Siapa sajakah negara yang rajin menanamkan modal di Indonesia? Data terbaru dari BKPM untuk kuartal II/2017 adalah Singapura sebesar USD 1,6 miliar (19,5 persen) dengan 3.045 proyek, disusul Jepang sekitar USD 1,4 miliar (17,5 persen dengan 1.840 proyek, dan Tiongkok senilai USD 1,3 miliar dengan total 763 proyek. Negara yang lain, Korea Selatan USD 478 juta dengan 1.582 proyek, AS sekitar USD 381 juta dengan 348 proyek, dan Malaysia senilai USD 343 juta dengan 785 proyek. Sementara itu, pemerintah memproyeksikan pertumbuhan ekonomi pada semester I/2017 di kisaran 5 peresn.

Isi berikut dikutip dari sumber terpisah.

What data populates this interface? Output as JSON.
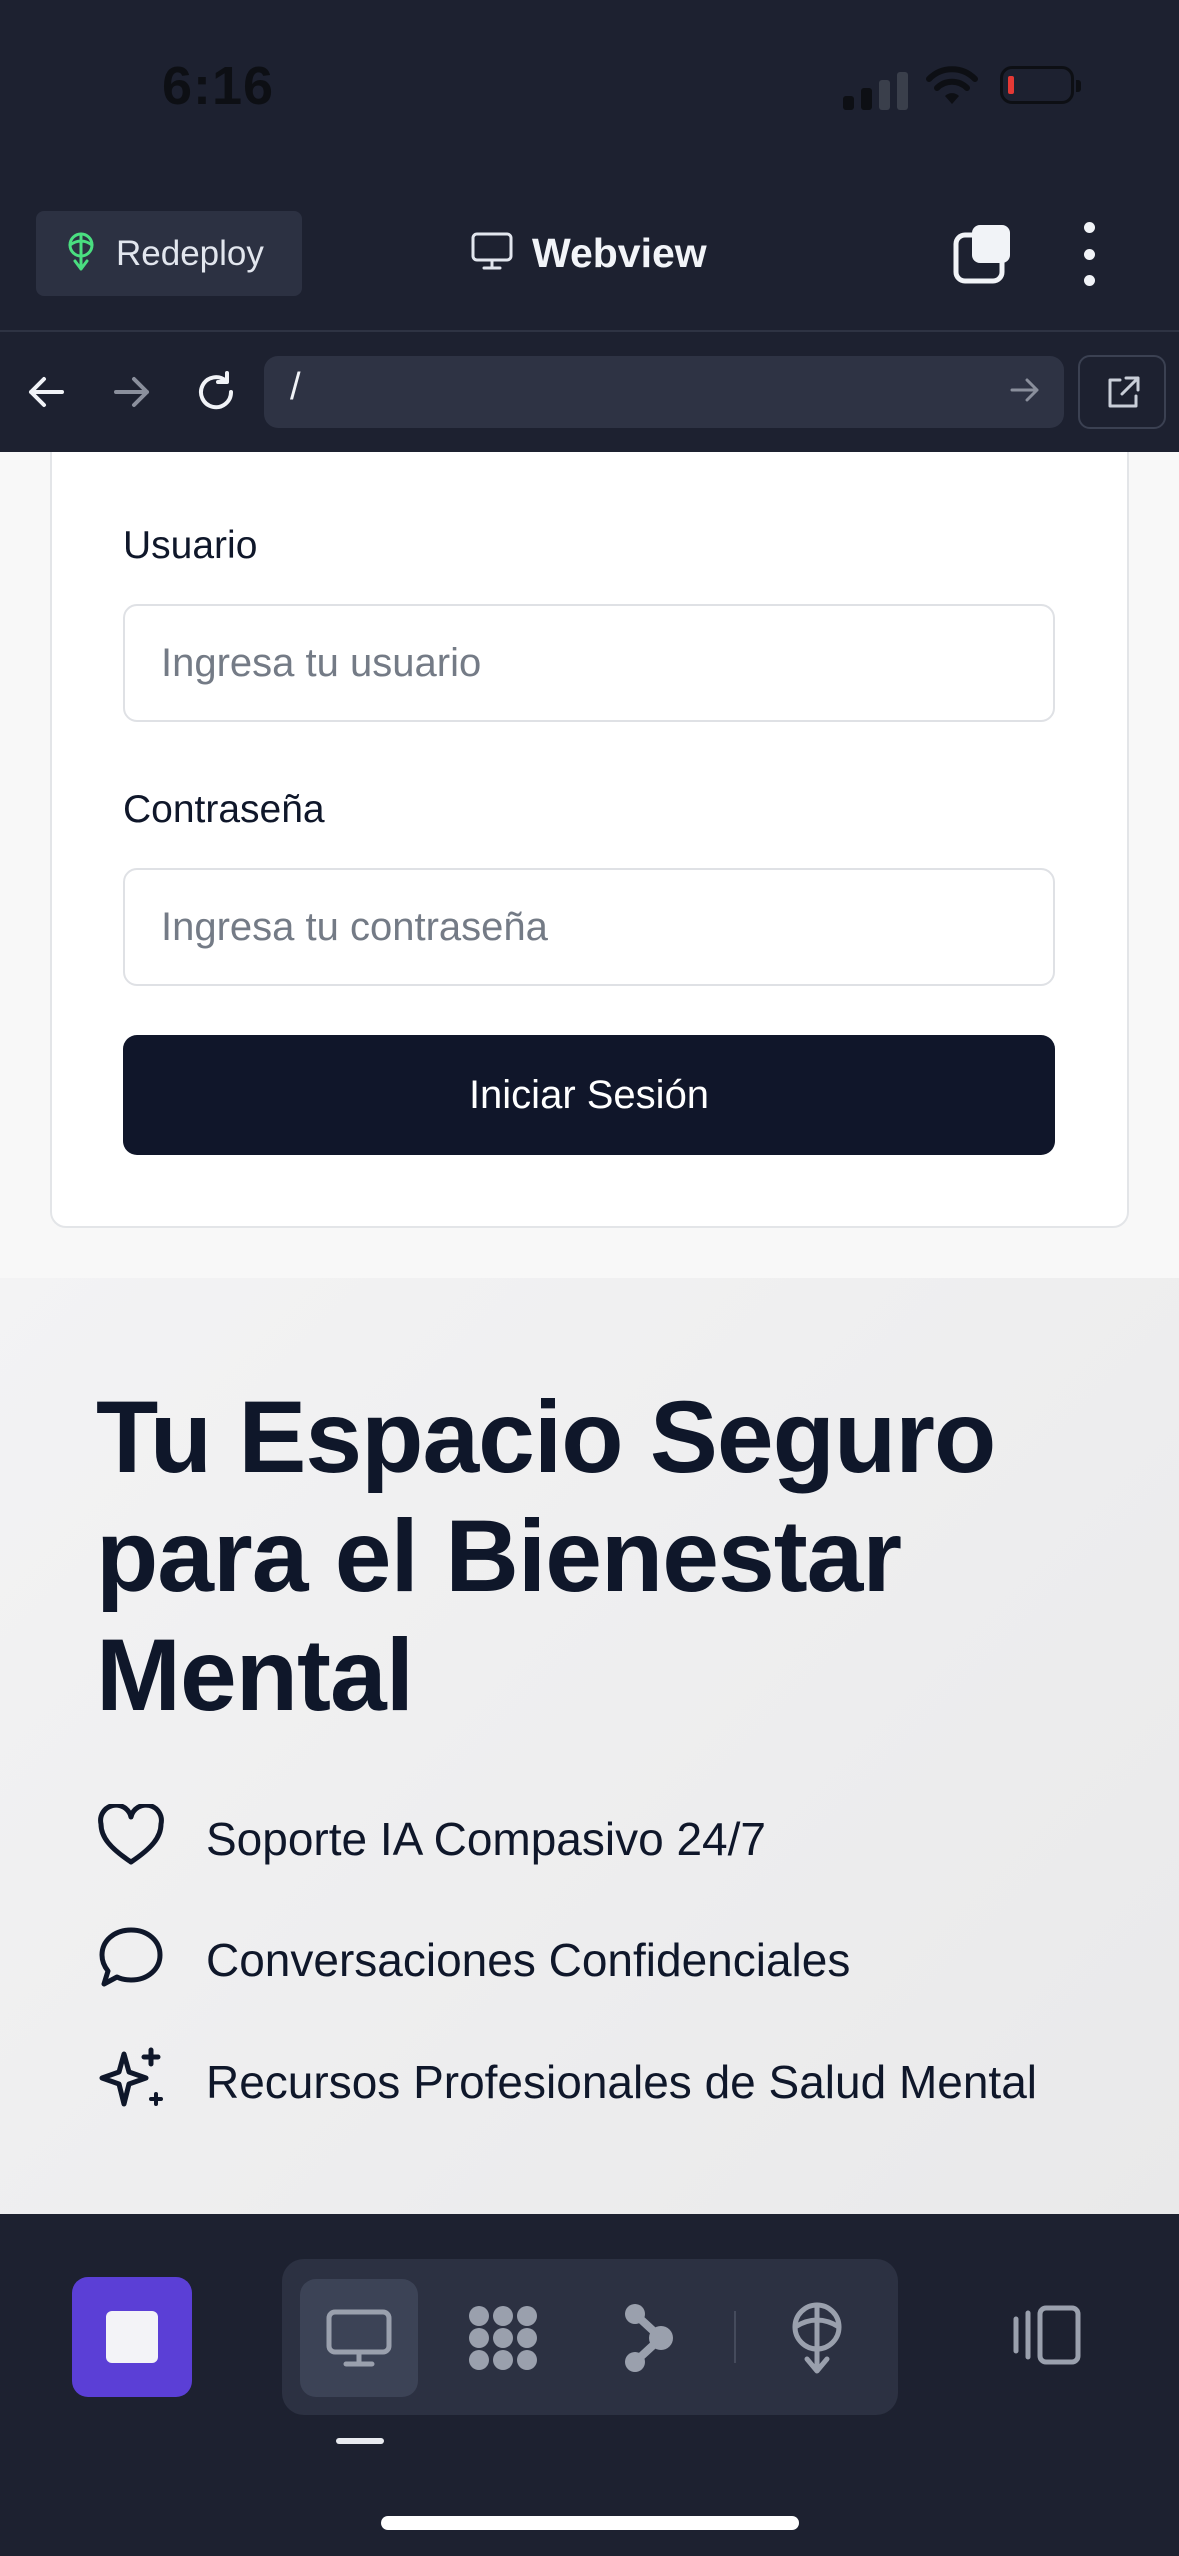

Dari angka realisasi investasi tersebut, khususnya pada kuartal kedua 2017 yang mencapai Rp 170,9 triliun, seberapa besar tenaga kerja yang berhasil diserap? Masih berdasar publikasi BKPM bahwa tenaga kerja yang terserap pada kuartal kedua mencapai 345.243 orang, lebih tinggi jika dibandingkan dengan pada kuartal pertama yang tercatat 194.134 orang. Perinciannya, PMA menyerap tenaga kerja 241.068 orang dan PMDN menyerap 104.255 orang.
Kita berharap, pujian Bank Dunia tidak membuat pemerintah berbesar kepala, apalagi lengah. Tetapi, itu hendaknya menjadi pendorong untuk meningkatkan realisasi investasi langsung ke depan sehingga semakin banyak tenaga kerja yang terserap sekaligus mampu menjadi pelecut bagi pemerintah dan semua komponen terkait bersatu padu untuk menggerakkembangkan potensi investasi langsung yang masih “garing” selama ini. Jadikanlah “pujian” pihak eksternal sebagai obor baru mengakselerasi investasi langsung kini dan nanti! (*)
LOGIN untuk mengomentari.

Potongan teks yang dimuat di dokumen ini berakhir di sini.